What is the size of the offering in the NIO prospectus supplement?

The prospectus supplement covers a total of 181,818,190 Class A ordinary shares, to be allocated between ADSs and Class A ordinary shares.

What recent delivery figures does NIO report in the prospectus supplement?

NIO delivered 114,150 vehicles in H1 2025 and reported 166,472 vehicles delivered in 2025 as of August 31, 2025, with cumulative deliveries of 838,036 as of Aug 31, 2025.

What regulatory risks related to the VIE structure are disclosed?

The filing states NIO consolidates PRC VIEs via contractual arrangements and warns that PRC authorities could challenge their enforceability, potentially leading to severe penalties or relinquishment of operations.

Does NIO disclose any material corporate investments?

Yes.

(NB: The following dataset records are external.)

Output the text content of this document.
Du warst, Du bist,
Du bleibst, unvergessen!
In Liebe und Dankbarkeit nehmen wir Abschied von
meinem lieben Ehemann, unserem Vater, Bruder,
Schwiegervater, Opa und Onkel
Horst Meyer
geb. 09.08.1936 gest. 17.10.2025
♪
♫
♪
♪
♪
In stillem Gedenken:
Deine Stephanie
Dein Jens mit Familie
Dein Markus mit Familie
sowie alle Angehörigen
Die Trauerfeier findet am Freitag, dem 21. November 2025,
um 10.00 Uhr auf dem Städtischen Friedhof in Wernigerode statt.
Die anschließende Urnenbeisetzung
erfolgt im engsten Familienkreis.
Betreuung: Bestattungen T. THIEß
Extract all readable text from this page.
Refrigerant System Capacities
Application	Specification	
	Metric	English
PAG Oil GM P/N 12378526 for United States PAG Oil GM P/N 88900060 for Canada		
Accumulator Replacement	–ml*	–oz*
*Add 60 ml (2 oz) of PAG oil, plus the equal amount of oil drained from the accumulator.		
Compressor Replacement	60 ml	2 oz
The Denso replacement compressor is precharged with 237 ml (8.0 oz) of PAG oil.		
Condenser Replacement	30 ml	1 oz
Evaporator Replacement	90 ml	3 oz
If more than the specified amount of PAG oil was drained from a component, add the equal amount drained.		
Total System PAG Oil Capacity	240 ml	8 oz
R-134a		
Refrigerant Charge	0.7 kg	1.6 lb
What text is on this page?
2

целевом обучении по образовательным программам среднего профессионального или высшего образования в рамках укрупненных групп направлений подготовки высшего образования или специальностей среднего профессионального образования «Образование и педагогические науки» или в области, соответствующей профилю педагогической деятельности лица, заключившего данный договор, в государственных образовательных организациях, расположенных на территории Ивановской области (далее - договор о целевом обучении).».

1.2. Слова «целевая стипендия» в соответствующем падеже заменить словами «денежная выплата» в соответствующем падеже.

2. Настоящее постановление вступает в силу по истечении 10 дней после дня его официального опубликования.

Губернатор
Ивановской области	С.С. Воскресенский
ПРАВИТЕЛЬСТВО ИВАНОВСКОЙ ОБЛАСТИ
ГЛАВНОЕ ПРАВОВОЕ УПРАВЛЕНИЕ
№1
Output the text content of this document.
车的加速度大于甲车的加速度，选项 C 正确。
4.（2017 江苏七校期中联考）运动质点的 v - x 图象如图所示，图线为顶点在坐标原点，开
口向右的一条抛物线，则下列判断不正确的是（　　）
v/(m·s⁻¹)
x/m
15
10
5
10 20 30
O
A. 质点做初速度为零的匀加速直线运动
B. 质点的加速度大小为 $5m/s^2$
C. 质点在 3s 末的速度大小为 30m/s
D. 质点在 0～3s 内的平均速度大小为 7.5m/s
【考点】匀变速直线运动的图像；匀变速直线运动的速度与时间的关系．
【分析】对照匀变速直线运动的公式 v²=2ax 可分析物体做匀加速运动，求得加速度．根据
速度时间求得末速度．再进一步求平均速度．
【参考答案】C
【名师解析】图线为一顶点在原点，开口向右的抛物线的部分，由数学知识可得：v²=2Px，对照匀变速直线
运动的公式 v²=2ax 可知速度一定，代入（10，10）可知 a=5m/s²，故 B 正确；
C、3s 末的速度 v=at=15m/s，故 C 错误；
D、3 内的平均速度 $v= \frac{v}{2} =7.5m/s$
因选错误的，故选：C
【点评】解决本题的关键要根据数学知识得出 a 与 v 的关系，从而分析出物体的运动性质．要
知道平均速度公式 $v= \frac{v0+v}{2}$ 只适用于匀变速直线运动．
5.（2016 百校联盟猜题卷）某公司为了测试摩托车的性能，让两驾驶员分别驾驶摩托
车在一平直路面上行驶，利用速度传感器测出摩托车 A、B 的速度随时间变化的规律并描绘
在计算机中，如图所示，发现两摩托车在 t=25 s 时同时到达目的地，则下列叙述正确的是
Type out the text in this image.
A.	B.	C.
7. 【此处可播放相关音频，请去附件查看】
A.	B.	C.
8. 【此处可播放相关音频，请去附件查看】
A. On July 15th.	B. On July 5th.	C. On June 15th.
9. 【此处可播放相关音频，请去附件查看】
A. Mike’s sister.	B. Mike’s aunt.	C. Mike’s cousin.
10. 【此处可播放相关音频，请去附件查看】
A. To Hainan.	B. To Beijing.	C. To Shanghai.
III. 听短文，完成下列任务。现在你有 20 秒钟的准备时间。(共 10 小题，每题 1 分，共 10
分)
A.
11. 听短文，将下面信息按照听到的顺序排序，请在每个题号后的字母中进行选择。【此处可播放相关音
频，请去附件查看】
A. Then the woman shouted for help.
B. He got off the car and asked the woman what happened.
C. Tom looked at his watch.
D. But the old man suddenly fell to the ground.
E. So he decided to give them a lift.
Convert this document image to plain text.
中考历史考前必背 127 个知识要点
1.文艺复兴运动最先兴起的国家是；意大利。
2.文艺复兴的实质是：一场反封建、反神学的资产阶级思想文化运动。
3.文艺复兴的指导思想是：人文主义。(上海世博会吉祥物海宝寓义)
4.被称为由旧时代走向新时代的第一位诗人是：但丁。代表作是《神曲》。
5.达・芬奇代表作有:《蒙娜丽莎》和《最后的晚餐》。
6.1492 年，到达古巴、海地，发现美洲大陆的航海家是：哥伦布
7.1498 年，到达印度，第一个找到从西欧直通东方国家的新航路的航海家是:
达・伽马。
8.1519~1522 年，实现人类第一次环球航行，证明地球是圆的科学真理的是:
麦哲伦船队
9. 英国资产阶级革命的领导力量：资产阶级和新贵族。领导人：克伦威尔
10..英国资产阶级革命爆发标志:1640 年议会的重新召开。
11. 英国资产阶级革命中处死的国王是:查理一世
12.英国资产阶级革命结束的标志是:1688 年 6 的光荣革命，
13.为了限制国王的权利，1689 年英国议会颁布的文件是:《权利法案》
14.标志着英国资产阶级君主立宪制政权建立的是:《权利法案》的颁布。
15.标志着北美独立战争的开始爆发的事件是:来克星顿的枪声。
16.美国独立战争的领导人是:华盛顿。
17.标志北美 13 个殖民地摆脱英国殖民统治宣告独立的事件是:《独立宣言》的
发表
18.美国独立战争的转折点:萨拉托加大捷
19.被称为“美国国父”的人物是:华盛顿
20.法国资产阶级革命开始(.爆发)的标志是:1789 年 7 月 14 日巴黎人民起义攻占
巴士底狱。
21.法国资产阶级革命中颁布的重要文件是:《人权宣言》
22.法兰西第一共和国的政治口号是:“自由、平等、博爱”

In July 2025 NIO entered into an agreement to make an additional RMB20 billion investment in NIO China, after which it will hold a controlling 91.8% interest in NIO China.

What are recent product developments disclosed?

The supplement details 2025 product activity including deliveries of the ET9, launches and deliveries of upgraded New ES6, New EC6, New ET5, New ET5T, ONVO L90 deliveries, Firefly model deliveries, and unveiling of the All-New ES8 (pre-orders open).

What does NIO say about the use of offering proceeds?

The supplement states proceeds are intended for investment in R&D of core smart EV technologies and development of future technology platforms (full use-of-proceeds section continues in the document).